Comment on Wordpress: Everything about it
BlameThePeacock@lemmy.ca 10 months agoI love SharePoint :)
Keep it simple and it’s a wonderful platform. Too many people overcomplicate things and cause themselves their own headaches.
Comment on Wordpress: Everything about it
BlameThePeacock@lemmy.ca 10 months agoI love SharePoint :)
Keep it simple and it’s a wonderful platform. Too many people overcomplicate things and cause themselves their own headaches.
ptz@dubvee.org 10 months ago
I upvoted you for participating in good faith, but I definitely don’t agree about Sharepoint. lol.
BlameThePeacock@lemmy.ca 10 months ago
I think a lot of that is a lack of knowledge around it’s capabilities, it’s not as flexible as other systems, but at the same time it’s absolutely amazing at doing certain things really fast and easily. I have thousands of people using systems I’ve built in SharePoint and more than half of them don’t even know it’s SharePoint. They just pop in, use it, and get out.

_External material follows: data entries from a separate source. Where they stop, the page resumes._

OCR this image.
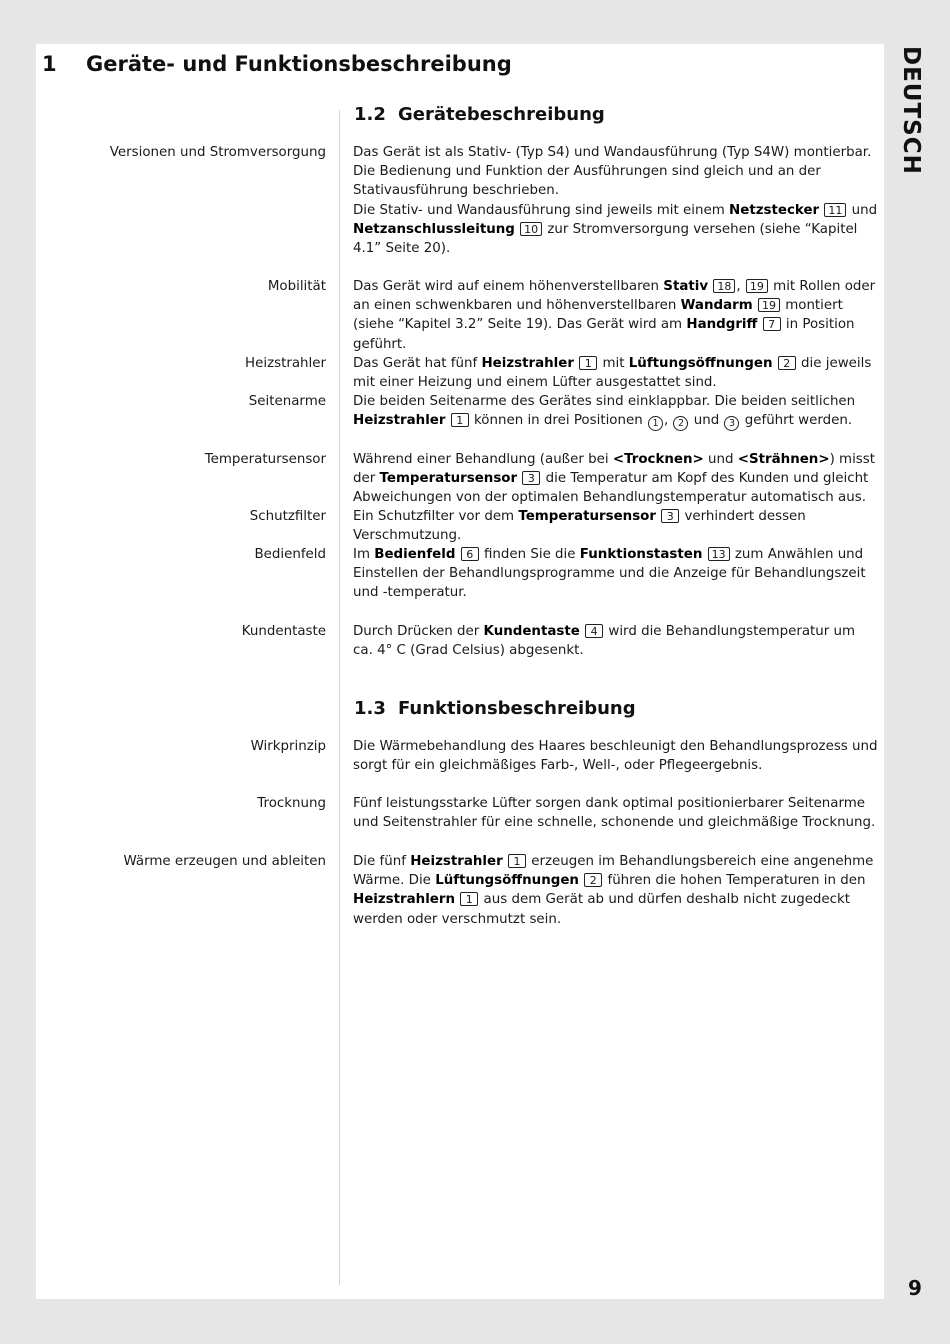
1 Geräte- und Funktionsbeschreibung
1.2 Gerätebeschreibung
Versionen und Stromversorgung Das Gerät ist als Stativ- (Typ S4) und Wandausführung (Typ S4W) montierbar. Die Bedienung und Funktion der Ausführungen sind gleich und an der Stativausführung beschrieben.
Die Stativ- und Wandausführung sind jeweils mit einem Netzstecker 11 und Netzanschlussleitung 10 zur Stromversorgung versehen (siehe “Kapitel 4.1” Seite 20).
Mobilität Das Gerät wird auf einem höhenverstellbaren Stativ 18 , 19 mit Rollen oder an einen schwenkbaren und höhenverstellbaren Wandarm 19 montiert (siehe “Kapitel 3.2” Seite 19). Das Gerät wird am Handgriff 7 in Position geführt.
Heizstrahler Das Gerät hat fünf Heizstrahler 1 mit Lüftungsöffnungen 2 die jeweils mit einer Heizung und einem Lüfter ausgestattet sind.
Seitenarme Die beiden Seitenarme des Gerätes sind einklappbar. Die beiden seitlichen Heizstrahler 1 können in drei Positionen 1 , 2 und 3 geführt werden.
Temperatursensor Während einer Behandlung (außer bei <Trocknen> und <Strähnen>) misst der Temperatursensor 3 die Temperatur am Kopf des Kunden und gleicht Abweichungen von der optimalen Behandlungstemperatur automatisch aus.
Schutzfilter Ein Schutzfilter vor dem Temperatursensor 3 verhindert dessen Verschmutzung.
Bedienfeld Im Bedienfeld 6 finden Sie die Funktionstasten 13 zum Anwählen und Einstellen der Behandlungsprogramme und die Anzeige für Behandlungszeit und -temperatur.
Kundentaste Durch Drücken der Kundentaste 4 wird die Behandlungstemperatur um ca. 4° C (Grad Celsius) abgesenkt.
1.3 Funktionsbeschreibung
Wirkprinzip Die Wärmebehandlung des Haares beschleunigt den Behandlungsprozess und sorgt für ein gleichmäßiges Farb-, Well-, oder Pflegeergebnis.
Trocknung Fünf leistungsstarke Lüfter sorgen dank optimal positionierbarer Seitenarme und Seitenstrahler für eine schnelle, schonende und gleichmäßige Trocknung.
Wärme erzeugen und ableiten Die fünf Heizstrahler 1 erzeugen im Behandlungsbereich eine angenehme Wärme. Die Lüftungsöffnungen 2 führen die hohen Temperaturen in den Heizstrahlern 1 aus dem Gerät ab und dürfen deshalb nicht zugedeckt werden oder verschmutzt sein.
DEUTSCH
9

ptz@dubvee.org 10 months ago
In all fairness, it may be. In the cases that have been dropped on my plate, it was absolutely not the correct tool for the job. It was just “what we have”.
BlameThePeacock@lemmy.ca 10 months ago
It’s frequently the best tool for the job BECAUSE they already have it. If you need another tool, with another login, with more licensing costs, and more training time, and more support, it’s often a worse option even if it has more features.
If they’re trying to spin up an intranet and share some files within the organization, it’s absolutely amazing. If they want a simple database containing active work items for a small team to process, it can do that too. If they want a central place to see who’s currently on vacation… SharePoint’s got you covered.
If you’re trying to use it as a ERP system, it ain’t going to work. If they want a full fledged CRM, also a bad idea.
SharePoint can meet at least 80% of the requirements for most office business processes involving files, pages, or single database tables, and it can do it for 20% of the cost/effort of dedicated software. If you want all the bells and whistles, that ain’t going to cut it though.